PDF Ebook Advances in Dynamic Optimal Taxation
This paper is about a now classic question in macroeconomics and public finance. A government needs to finance an exogenously given stochastic process of purchases. How do the optimal taxes behave over dates and states? There is a large literature on this question that uses what I will term the Ramsey approach. Under this approach, the government is restricted to use linear taxes on current variables like capital and labor income. The government’s main goal is then to minimize the social distortions associated with linearity.
The main weakness in the Ramsey approach is obvious: there is no explicit motivation for the restrictions that drive the analysis. Why should the government be restricted to using linear taxes? Virtually all real-world labor income tax codes display nontrivial amounts of non linearity. Why should the government be restricted to using functions of current variables? At least in the United States, federal taxes depend in complicated ways on the full history of assetholdings (through the use of basis calculations) and federal (social security) transfers depend in complicated ways on the history of labor incomes.
This weakness in the Ramsey approach has led to a new literature about the optimal taxation question. Under the new approach, instead of specifying an arbitrary set of tax instruments, the investigator first specifies the informational and/or enforcement frictions that limit the government’s ability to extract revenue. Then, the investigator designs a tax system that implements a constrained Pareto optimal allocation given these rictions..
A key step in using this approach is knowing what frictions constrain the government. At least so far, the new literature is basically a dynamic extension of Mirrlees (1971)’s basic framework, which centers on two key insights. The first is that a - if not the - major risk in life is skill risk. Some people are born with the ability to produce large amounts of output with relatively little effort. Others are not. Over time, some people lose their ability to generate output (because of back pain or mental illness). Others do not.
It is straightforward to design a tax system that fully insures people against skill shocks: tax everyone at 100% and split the proceeds evenly across people, regardless of what they produced. Such a tax system works well, as long as skills and effort are fully observable. With this kind of information in hand, the government can simply order the highly-skilled people to work hard.
Mirrlees’ second insight explains why this kind of system will not work well: skills and effort are often private information. In terms of the natal risks that Mirrlees himself stresses, people with high I.Q.’s can readily mimic people with low I.Q.’s. In terms of post-natal skill risks, it is easy to fake back pain or mental illness - there are few non-manipulable physical signs of these ailments.
The equal-split tax scheme by the government can still be used if skills and effort are private information. However, it is no longer desirable. If people are being taxed at 100%, all of the high-skilled people will work as if they are low-skilled. Because it can no longer directly command the high-skilled to work, the government now has to use the tax system to achieve two conflicting goals. As before, the tax system must insure people against skill shocks. But it must also provide incentives to motivate the skilled to produce more income than the low-skilled.

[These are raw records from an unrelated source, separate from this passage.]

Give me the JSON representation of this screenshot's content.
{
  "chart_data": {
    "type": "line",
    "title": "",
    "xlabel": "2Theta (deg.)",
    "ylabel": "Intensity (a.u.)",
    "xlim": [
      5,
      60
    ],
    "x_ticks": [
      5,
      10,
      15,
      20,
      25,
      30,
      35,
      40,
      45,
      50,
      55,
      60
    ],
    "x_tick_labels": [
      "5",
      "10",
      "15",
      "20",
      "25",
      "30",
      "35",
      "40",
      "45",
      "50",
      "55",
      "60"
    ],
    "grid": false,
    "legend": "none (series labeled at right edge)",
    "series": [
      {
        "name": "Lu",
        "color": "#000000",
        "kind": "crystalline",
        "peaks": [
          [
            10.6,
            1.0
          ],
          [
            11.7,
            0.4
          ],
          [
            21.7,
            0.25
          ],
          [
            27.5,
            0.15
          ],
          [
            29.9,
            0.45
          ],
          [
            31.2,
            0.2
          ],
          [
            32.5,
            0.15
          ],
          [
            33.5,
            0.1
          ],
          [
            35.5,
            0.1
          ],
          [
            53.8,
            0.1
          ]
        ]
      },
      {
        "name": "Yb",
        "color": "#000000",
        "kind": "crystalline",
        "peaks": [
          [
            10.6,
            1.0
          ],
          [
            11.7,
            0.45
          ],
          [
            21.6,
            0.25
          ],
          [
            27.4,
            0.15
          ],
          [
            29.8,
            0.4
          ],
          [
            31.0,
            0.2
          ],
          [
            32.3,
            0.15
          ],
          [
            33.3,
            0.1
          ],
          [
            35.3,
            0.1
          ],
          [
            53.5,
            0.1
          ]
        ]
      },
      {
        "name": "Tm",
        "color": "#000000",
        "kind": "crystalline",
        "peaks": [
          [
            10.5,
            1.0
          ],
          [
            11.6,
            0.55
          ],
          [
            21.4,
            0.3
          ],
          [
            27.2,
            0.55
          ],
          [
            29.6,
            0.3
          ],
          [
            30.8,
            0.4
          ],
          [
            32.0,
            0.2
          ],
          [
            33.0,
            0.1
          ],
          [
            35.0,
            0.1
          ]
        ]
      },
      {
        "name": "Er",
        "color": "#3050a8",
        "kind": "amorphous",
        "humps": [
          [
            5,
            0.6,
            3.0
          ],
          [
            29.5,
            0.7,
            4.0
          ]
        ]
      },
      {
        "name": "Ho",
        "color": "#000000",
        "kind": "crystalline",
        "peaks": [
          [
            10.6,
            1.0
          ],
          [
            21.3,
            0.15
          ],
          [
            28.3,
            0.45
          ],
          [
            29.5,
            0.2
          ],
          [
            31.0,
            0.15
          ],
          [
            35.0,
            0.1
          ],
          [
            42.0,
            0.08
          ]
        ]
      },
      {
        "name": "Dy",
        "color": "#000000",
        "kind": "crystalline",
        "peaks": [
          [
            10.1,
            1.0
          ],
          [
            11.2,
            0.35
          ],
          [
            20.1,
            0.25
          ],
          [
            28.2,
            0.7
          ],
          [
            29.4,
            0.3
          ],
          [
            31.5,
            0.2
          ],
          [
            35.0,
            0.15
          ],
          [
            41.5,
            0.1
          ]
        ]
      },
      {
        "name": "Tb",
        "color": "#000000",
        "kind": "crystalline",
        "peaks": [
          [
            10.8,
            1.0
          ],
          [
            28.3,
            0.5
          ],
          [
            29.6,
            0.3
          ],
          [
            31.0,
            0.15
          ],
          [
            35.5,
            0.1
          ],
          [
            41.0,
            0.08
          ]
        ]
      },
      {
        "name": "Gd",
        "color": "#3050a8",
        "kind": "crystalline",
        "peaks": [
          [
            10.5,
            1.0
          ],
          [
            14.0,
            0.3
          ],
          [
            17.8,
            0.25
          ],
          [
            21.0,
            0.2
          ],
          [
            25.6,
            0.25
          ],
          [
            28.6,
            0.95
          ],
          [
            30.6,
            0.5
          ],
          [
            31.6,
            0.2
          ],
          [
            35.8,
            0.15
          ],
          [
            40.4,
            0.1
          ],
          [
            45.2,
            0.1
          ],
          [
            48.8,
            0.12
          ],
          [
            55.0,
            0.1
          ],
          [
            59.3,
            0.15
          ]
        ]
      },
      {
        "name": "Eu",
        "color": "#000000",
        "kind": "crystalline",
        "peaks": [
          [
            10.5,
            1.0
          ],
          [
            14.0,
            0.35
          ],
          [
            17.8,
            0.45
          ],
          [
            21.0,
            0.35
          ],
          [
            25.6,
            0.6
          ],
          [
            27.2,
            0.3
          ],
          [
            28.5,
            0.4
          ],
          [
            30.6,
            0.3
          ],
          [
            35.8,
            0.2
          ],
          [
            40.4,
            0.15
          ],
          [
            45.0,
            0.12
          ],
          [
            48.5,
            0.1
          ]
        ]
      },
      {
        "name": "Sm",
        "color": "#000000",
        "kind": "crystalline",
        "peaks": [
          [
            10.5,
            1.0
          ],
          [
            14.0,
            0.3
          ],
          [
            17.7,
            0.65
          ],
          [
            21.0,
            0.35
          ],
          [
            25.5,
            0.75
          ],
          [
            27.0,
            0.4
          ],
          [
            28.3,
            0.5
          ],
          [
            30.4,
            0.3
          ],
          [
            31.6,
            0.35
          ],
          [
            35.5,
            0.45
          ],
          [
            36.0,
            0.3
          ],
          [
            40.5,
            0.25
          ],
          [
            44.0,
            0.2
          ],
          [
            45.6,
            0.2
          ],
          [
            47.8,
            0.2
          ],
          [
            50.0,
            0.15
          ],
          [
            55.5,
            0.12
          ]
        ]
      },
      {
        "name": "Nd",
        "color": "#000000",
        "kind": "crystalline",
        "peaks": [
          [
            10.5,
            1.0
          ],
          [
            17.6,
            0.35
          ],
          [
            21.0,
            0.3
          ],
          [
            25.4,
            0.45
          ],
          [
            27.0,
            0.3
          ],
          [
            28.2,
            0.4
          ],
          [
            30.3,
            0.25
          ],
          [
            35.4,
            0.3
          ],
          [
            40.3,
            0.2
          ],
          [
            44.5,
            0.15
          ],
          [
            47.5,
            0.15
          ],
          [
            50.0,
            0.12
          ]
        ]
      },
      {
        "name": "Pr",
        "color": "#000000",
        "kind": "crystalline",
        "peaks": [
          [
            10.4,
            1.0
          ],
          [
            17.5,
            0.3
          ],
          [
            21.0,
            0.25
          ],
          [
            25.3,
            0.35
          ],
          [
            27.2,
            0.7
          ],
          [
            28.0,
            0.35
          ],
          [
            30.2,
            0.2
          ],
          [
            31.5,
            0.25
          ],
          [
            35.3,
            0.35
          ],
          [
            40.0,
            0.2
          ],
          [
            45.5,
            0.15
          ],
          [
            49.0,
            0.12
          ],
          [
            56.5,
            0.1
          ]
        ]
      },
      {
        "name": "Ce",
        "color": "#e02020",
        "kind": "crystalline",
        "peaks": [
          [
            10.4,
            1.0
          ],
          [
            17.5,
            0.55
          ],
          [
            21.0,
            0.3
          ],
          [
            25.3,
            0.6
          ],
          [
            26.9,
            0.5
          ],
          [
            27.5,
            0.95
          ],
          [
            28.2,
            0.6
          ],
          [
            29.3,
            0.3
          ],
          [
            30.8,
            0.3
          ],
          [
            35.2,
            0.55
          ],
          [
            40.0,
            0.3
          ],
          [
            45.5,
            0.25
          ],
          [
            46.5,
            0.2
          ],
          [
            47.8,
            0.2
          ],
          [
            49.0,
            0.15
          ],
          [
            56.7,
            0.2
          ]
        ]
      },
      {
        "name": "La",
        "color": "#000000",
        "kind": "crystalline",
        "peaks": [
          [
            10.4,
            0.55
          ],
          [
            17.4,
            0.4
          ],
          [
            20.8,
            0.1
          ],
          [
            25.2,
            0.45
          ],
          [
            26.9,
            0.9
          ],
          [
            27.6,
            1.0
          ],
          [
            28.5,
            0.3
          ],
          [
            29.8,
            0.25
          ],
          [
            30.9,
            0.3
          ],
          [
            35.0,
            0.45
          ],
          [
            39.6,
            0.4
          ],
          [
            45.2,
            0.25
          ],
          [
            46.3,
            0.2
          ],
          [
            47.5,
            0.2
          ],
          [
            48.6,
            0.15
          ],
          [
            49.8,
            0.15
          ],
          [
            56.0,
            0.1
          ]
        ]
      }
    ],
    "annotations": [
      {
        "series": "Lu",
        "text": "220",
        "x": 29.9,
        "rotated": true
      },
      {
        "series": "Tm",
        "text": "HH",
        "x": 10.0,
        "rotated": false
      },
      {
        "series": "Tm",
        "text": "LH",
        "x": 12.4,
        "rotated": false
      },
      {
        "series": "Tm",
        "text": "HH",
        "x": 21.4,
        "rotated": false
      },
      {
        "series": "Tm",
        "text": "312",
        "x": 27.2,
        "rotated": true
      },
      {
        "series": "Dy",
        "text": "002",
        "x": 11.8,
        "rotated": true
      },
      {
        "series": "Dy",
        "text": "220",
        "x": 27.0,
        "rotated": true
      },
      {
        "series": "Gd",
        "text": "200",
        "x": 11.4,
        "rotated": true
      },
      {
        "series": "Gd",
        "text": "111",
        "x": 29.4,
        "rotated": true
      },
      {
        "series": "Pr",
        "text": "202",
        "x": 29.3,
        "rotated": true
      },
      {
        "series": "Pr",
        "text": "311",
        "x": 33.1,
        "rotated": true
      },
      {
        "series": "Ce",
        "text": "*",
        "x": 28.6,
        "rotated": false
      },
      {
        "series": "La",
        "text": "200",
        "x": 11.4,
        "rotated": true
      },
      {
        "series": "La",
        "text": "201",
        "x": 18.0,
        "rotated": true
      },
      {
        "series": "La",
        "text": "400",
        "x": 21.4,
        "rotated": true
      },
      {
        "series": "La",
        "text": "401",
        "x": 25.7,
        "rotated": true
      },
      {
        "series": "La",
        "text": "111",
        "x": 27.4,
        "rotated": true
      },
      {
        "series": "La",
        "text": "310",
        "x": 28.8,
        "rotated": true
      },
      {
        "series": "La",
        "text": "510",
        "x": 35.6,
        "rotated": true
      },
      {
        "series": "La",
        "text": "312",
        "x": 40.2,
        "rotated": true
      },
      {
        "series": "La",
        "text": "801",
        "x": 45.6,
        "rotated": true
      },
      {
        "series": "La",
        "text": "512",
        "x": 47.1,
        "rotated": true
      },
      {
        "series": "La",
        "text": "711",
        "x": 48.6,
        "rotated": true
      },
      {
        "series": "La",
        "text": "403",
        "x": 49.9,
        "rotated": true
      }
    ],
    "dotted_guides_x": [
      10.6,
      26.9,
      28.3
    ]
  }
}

It is important to emphasize that the economic forces in this new Mirrlees literature are fundamentally different from the forces in the old Ramsey literature. Under the Ramsey approach, the government is banned from using lump-sum taxes. Its objective is to minimize the social costs associated with using linear taxes. Under the Mirrlees approach, the government is allowed to use lump-sum taxes, but chooses not to. Its objective is to find the optimal trade-off between incentives and insurance.